We look into the history of Backlash and why there’s often ‘Mania rematches dominating the show.

Wrestling: WWE-Wrestlemania Joe Camporeale-USA TODAY Sports

WWE’s Wrestlemania Backlash pay-per-view is set for Sunday and a large portion of the small card looks oddly familiar.

Charlotte Flair vs. Ronda Rousey, Cody Rhodes vs. Seth Rollins, AJ Styles vs. Edge, and Bobby Lashley vs. Omos are among the bouts that are straight up rematches from Wrestlemania 38 just one month ago. While a few of these bouts could potentially top the original in Providence, RI, on Sunday, some fans have wondered aloud why are there so many rematches at the April PPV?

The answer to to that question is, well, that’s more or less always been the point of Backlash. The name itself “Backlash” implies the direct fallout from the biggest show of the year. The company has leaned the concept so much that it started to officially call it “Wrestlemania Backlash” last year.

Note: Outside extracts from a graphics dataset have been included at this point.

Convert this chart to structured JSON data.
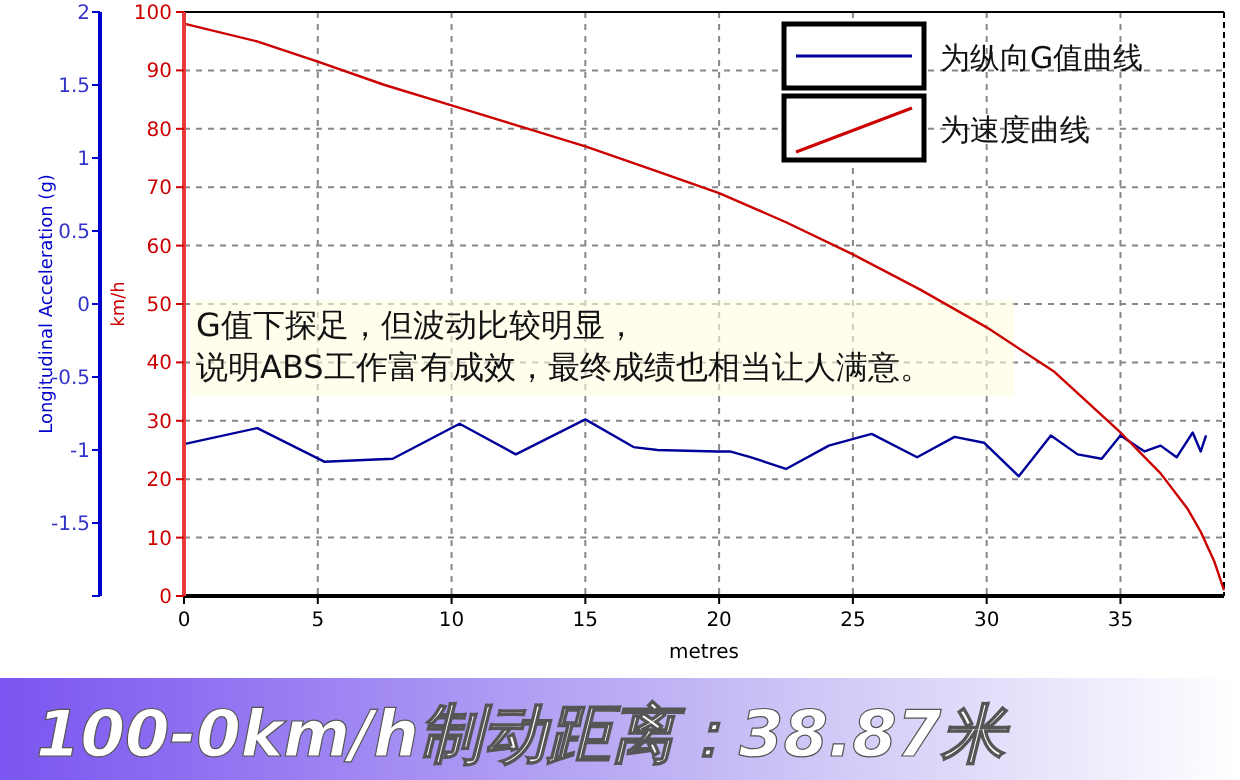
{
  "chart_data": {
    "type": "line",
    "title": "100-0km/h制动距离：38.87米",
    "xlabel": "metres",
    "ylabel": "km/h",
    "y2label": "Longitudinal Acceleration (g)",
    "annotations": [
      "G值下探足，但波动比较明显，",
      "说明ABS工作富有成效，最终成绩也相当让人满意。"
    ],
    "series": [
      {
        "name": "为纵向G值曲线",
        "color": "#000099",
        "axis": "y2",
        "x": [
          0,
          2.74,
          5.24,
          7.8,
          10.3,
          12.4,
          15.0,
          16.8,
          17.7,
          19.9,
          20.4,
          21.2,
          22.5,
          24.1,
          25.7,
          27.4,
          28.8,
          29.9,
          31.2,
          32.4,
          33.4,
          34.3,
          35.0,
          35.9,
          36.5,
          37.1,
          37.7,
          38.0,
          38.2
        ],
        "values": [
          -0.96,
          -0.85,
          -1.08,
          -1.06,
          -0.82,
          -1.03,
          -0.79,
          -0.98,
          -1.0,
          -1.01,
          -1.01,
          -1.05,
          -1.13,
          -0.97,
          -0.89,
          -1.05,
          -0.91,
          -0.95,
          -1.18,
          -0.9,
          -1.03,
          -1.06,
          -0.9,
          -1.01,
          -0.97,
          -1.05,
          -0.88,
          -1.01,
          -0.9
        ]
      },
      {
        "name": "为速度曲线",
        "color": "#cc0000",
        "x": [
          0,
          2.7,
          5,
          7.5,
          10,
          12.5,
          15,
          17.5,
          20,
          22.5,
          25,
          27.5,
          30,
          32.5,
          35,
          36.5,
          37.5,
          38,
          38.5,
          38.87
        ],
        "values": [
          98,
          95,
          91.5,
          87.5,
          84,
          80.5,
          77,
          73,
          69,
          64,
          58.5,
          52.5,
          46,
          38.5,
          28,
          21,
          15,
          11,
          6,
          1
        ]
      }
    ],
    "xlim": [
      0,
      38.87
    ],
    "xticks": [
      0,
      5,
      10,
      15,
      20,
      25,
      30,
      35
    ],
    "ylim": [
      0,
      100
    ],
    "yticks": [
      0,
      10,
      20,
      30,
      40,
      50,
      60,
      70,
      80,
      90,
      100
    ],
    "y2lim": [
      -2,
      2
    ],
    "y2ticks": [
      {
        "value": -2,
        "label": null
      },
      -1.5,
      -1,
      -0.5,
      0,
      0.5,
      1,
      1.5,
      2
    ],
    "grid": true,
    "legend": "top right",
    "line_style": "solid",
    "marker": "none"
  }
}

Introduced as the post-Wrestlemania PPV in 1999, Backlash have often featured either rematches or variations of the matches you just saw at ‘Mania as some of these major feuds continue into the spring. With these performers getting an opportunity to fine tune and perfect their matches on the house show circuit following Wrestlemania, sometimes the Backlash encounter ends up being far superior to the one at the big show.

Examples of this begins with the first Backlash PPV in 1999 as Stone Cold Steve Austin faced The Rock in a rematch from their main event encounter at Wrestlemania 15 the month prior. They were able to build more upon the ‘Mania bout and delivered arguably a better match. A year later, the WWE decided to keep it simple and do The Rock vs. Triple H in the main event of show, a sharp contrast from the overcomplicated Fatal 4-Way match that featured the two at Wrestlemania 16 beforehand. What resulted was one of the greatest PPV main events of the Attitude Era.

Other examples includes the 2005 show where Batista retained the World Heavyweight Championship against Triple H in a rematch from Wrestlemania 21 and 2009 where after participating in a Wrestlemania 25 triple-threat, John Cena and Edge tore the house down in a Last Man Standing match.

Rematches have been the primary purpose of the show since the beginning. And that can be a good things, as sometimes the second act is better than the first.